Solved

Do I make this process faster by creating a csv file right off the bat?

Posted on 2014-10-07
13
134 Views
Last Modified: 2014-10-10
Here it comes...a bunch of data that I want to collect and then put into a csv file that my user can download...

$don="SELECT * FROM verizon_test WHERE (geo_coords_0>=$latitude_1 and geo_coords_0<=$latitude_2) and (geo_coords_1>=$longitude_1 and geo_coords_1<=$longitude_2) and
(posted_day>='$start_date' and posted_day<='$end_date') LIMIT 400000";
$don_query=mysqli_query($cxn, $don);
	if(!$don_query)
	{
	$nuts=mysqli_errno($cxn).': '.mysqli_error($cxn);
	die($nuts);
	}
$don_count=mysqli_num_rows($don_query);
	if($don_count==0)
	{
	header("Location:no_results.php");
	exit;
	}
	else
	{
	$crystal = "delete from twitter_csv";
	$crystal_query=mysqli_query($cxn, $crystal);
	}
$row_number=1;

Open in new window


After I've established that there's some data, I loop through the rows and insert the recordset into a table:

<?php	
		while($don_row=mysqli_fetch_assoc($don_query))
		{
		extract($don_row);
		?>
	<tr>
		<td class="twitter_data"><?php echo $row_number;?></td>
		<td class="twitter_data"><?php echo date("m/d/Y", strtotime($don_row['posted_day'])); ?></td>
		<td class="twitter_data"><?php echo $don_row['actor_id']; ?></td>
		<td class="twitter_data"><?php echo stripslashes($don_row['actor_display_name']); ?></td>
		<td class="twitter_data"><?php echo $don_row['geo_coords_0']; ?></td>
		<td class="twitter_data"><?php echo $don_row['geo_coords_1']; ?></td>
		<td class="twitter_data"><?php echo stripslashes($don_row['location_name']); ?></td>
	<?php
		$row_number=$row_number+1;
		//since you've got results, we're going to add these rows to a table and from there, we'll make our csv page
		$the_actor_id=$don_row['actor_id'];
		$the_actor_display_name= $don_row['actor_display_name'];
		$the_posted_time=$don_row['posted_time'];
		$the_display_name=$don_row['display_name'];
		$the_geo_coords_0=$don_row['geo_coords_0'];
		$the_geo_coords_1=$don_row['geo_coords_1'];
		$the_location_name=$don_row['location_name'];
		$the_posted_day=$don_row['posted_day'];
		$insert = "insert into twitter_csv (actor_id, actor_display_name, posted_time, display_name, geo_coords_0, geo_coords_1, location_name, posted_day) 
		values ('$the_actor_id', '$the_actor_display_name', '$the_posted_time', '$the_display_name', '$the_geo_coords_0', '$the_geo_coords_1', '$the_location_name', '$the_posted_day')";
			$insertexe = mysqli_query($cxn, $insert);
			if(!$insertexe) {
			$error = mysqli_errno($cxn).': '.mysqli_error($cxn);
			die($error);
			}
		}
	?>
</table><br><br>
<div style="text-align:center;">click <a href="twitter_csv.php">here</a> to download your csv file</div><br><br>
</body>

Open in new window


From there, direct the user out to another page where they can download the csv file that's getting all of its data from the twitter_csv table.

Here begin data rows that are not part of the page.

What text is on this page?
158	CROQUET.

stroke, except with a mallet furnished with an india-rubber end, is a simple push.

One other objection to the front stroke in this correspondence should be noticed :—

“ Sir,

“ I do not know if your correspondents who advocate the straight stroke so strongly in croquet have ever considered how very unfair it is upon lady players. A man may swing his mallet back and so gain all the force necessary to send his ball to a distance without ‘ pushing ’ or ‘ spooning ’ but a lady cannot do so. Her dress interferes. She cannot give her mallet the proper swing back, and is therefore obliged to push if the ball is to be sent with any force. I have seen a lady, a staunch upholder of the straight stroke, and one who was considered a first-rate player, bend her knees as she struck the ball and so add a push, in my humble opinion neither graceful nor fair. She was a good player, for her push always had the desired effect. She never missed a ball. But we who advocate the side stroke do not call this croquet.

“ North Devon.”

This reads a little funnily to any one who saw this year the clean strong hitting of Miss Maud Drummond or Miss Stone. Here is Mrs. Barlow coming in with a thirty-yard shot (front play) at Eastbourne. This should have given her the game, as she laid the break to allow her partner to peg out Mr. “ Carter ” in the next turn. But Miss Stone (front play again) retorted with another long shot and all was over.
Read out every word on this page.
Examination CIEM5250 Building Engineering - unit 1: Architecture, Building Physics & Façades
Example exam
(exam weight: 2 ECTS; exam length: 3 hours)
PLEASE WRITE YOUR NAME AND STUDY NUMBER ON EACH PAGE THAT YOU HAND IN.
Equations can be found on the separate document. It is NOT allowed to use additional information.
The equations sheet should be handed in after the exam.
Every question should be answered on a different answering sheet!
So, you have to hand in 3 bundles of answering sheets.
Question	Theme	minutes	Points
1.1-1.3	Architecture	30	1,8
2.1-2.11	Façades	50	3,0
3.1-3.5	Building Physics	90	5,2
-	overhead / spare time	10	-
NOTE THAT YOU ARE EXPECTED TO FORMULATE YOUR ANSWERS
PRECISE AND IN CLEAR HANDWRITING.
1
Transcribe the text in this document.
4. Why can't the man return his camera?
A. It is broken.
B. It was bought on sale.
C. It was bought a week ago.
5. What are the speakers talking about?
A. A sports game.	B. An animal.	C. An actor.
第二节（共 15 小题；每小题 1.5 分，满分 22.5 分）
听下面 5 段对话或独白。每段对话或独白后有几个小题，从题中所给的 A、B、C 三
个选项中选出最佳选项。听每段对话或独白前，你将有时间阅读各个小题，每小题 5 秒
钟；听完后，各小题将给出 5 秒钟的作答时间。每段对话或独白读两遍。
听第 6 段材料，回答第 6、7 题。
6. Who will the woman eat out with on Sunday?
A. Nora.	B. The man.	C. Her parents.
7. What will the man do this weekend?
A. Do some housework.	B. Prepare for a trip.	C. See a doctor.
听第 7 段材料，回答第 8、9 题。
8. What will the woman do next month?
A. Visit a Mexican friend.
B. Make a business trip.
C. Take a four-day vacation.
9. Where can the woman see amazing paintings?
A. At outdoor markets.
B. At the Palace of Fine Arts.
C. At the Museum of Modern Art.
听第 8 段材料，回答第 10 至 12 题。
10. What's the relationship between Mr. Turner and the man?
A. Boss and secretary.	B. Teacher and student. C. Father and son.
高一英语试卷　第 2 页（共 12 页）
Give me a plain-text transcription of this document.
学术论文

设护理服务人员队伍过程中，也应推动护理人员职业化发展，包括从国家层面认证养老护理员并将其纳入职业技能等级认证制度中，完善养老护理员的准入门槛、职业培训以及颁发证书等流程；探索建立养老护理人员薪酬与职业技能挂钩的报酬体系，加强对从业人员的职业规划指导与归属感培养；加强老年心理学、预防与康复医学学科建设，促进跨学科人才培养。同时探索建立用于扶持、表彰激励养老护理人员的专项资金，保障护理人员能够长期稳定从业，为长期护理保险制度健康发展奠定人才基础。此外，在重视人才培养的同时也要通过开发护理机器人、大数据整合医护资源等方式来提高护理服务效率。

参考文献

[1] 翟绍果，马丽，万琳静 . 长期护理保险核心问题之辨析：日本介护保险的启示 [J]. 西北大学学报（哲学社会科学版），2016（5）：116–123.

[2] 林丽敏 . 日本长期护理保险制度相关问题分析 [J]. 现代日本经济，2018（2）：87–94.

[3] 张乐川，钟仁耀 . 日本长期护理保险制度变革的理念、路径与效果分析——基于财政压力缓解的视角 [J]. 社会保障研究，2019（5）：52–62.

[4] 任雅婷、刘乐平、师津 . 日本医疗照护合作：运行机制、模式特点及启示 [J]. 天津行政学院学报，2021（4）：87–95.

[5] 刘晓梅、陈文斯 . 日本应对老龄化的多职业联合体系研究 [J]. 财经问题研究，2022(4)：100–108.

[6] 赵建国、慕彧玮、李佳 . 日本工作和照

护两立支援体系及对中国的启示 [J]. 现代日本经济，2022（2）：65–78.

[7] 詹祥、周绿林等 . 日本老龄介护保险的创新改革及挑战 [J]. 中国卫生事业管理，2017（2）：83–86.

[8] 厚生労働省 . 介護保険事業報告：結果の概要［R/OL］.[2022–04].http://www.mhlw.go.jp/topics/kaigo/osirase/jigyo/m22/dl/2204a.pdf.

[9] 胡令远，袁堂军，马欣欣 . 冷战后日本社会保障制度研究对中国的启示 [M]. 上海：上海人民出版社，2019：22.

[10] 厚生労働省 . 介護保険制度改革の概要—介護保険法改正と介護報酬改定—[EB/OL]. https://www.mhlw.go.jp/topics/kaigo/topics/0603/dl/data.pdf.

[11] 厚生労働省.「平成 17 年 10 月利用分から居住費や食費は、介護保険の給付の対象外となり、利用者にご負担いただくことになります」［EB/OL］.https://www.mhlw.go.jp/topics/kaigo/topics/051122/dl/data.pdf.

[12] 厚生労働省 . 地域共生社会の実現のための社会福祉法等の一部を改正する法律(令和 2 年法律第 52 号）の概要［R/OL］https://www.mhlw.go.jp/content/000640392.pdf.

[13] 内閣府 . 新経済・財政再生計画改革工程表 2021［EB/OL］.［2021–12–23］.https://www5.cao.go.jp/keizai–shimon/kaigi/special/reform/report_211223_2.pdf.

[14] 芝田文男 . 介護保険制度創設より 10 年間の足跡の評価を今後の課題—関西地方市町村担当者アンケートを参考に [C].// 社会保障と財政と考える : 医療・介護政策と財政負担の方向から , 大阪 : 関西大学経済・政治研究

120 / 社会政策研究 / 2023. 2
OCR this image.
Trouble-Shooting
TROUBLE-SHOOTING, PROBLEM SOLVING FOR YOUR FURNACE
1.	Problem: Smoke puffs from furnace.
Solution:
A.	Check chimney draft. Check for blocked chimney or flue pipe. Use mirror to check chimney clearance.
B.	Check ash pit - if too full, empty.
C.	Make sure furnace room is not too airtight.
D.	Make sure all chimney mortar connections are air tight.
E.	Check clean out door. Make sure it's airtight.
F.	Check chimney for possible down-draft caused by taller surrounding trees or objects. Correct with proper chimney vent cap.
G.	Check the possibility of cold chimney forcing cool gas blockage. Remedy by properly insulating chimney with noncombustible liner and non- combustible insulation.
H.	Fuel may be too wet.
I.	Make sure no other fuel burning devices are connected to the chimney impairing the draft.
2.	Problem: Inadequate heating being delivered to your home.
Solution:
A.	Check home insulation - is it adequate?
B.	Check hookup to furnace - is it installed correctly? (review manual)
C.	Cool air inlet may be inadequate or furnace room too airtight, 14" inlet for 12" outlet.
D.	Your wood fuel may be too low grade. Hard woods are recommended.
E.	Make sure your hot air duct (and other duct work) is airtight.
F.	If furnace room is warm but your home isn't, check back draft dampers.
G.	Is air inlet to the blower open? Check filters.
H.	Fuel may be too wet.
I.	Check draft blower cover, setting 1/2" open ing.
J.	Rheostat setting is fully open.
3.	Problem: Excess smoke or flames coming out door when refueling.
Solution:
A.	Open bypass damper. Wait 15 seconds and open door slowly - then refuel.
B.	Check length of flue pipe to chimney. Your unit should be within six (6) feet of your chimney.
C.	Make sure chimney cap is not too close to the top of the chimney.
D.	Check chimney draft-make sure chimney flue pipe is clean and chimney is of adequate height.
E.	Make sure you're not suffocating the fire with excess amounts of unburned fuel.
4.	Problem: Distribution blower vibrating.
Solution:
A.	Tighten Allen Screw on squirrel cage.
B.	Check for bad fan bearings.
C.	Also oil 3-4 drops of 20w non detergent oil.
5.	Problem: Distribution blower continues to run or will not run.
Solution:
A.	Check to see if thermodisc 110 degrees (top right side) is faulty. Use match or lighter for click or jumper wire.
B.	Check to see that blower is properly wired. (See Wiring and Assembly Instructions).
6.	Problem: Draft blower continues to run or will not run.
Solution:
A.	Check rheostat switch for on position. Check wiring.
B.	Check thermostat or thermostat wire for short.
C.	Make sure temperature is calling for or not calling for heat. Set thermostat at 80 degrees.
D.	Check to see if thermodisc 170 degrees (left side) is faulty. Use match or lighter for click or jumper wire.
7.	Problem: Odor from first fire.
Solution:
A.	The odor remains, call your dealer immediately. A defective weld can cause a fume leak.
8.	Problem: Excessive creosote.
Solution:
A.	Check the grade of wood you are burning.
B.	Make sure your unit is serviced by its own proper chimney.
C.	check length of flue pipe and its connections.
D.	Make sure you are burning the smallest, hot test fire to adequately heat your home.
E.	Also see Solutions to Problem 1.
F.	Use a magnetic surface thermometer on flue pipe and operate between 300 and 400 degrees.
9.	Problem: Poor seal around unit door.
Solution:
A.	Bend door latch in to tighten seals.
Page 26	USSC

My question is: Would I be making the process quicker by forgoing inserting the records into the twitter_csv table and instead sticking them all inside a csv file that my user can download?

I was playing with this:

$don="SELECT actor_id, actor_display_name, posted_time, actor_display_name, geo_coords_lat, geo_coords_lon, location_name, posted_day FROM verizon_test WHERE (geo_coords_lat>='$latitude_1' and geo_coords_lat<='$latitude_2') and (geo_coords_lon>='$longitude_1' and geo_coords_lon<='$longitude_2') and
(posted_day>='$start_date' and posted_day<='$end_date') LIMIT 400000";
$don_query=mysqli_query($cxn, $don);
	if(!$don_query)
	{
	$nuts=mysqli_errno($cxn).': '.mysqli_error($cxn);
	die($nuts);
	}
$don_count=mysqli_num_rows($don_query);
	if($don_count==0)
	{
	header("Location:no_results.php");
	exit;
	}
	else
	{
	$row=mysqli_fetch_array($don_query, MYSQLI_ASSOC);
	$fp = fopen('file.csv', 'w');

		foreach ($row as $val) {
			fputcsv($fp, $val);
		}

		fclose($fp);
	}

Open in new window


I couldn't get it to work, but I would like to explore this option, only because I've got a csv file being built with this process that could be over 50MB (400,000 rows). So, I want to be wise in the way I do this.

How do I do it?

I've got some sample data attached in case that proves helpful.
verizon-data.csv
0
Comment
Question by:brucegust
  • 7
  • 5
13 Comments
 
LVL 108

Expert Comment

by:Ray Paseur
ID: 40367240
While I see the LIMIT 400000 clause, I don't know how many records are really going to appear in the results set.  If it's a small number, performance will not be an issue.  If it's a larger number, the latter method (the one that goes from database to CSV directly) is going to be the best way to get reasonable speed.
0
 
LVL 108

Expert Comment

by:Ray Paseur
ID: 40367254
Could you please post the CREATE TABLE statement for "verizon_test" ?  Thanks.
0
 
LVL 34

Assisted Solution

by:gr8gonzo
gr8gonzo earned 150 total points
ID: 40367281
Your bigger problem with the 400,000 scenario is more likely going to lie with memory. When you query 400k records, all those records are pulled into PHP's memory space, so they're sitting there as you iterate through the record set. It might be 50 megs of raw data, but with all the memory structures, you're likely looking at a much higher amount of memory necessary JUST to hold the MySQL result in memory.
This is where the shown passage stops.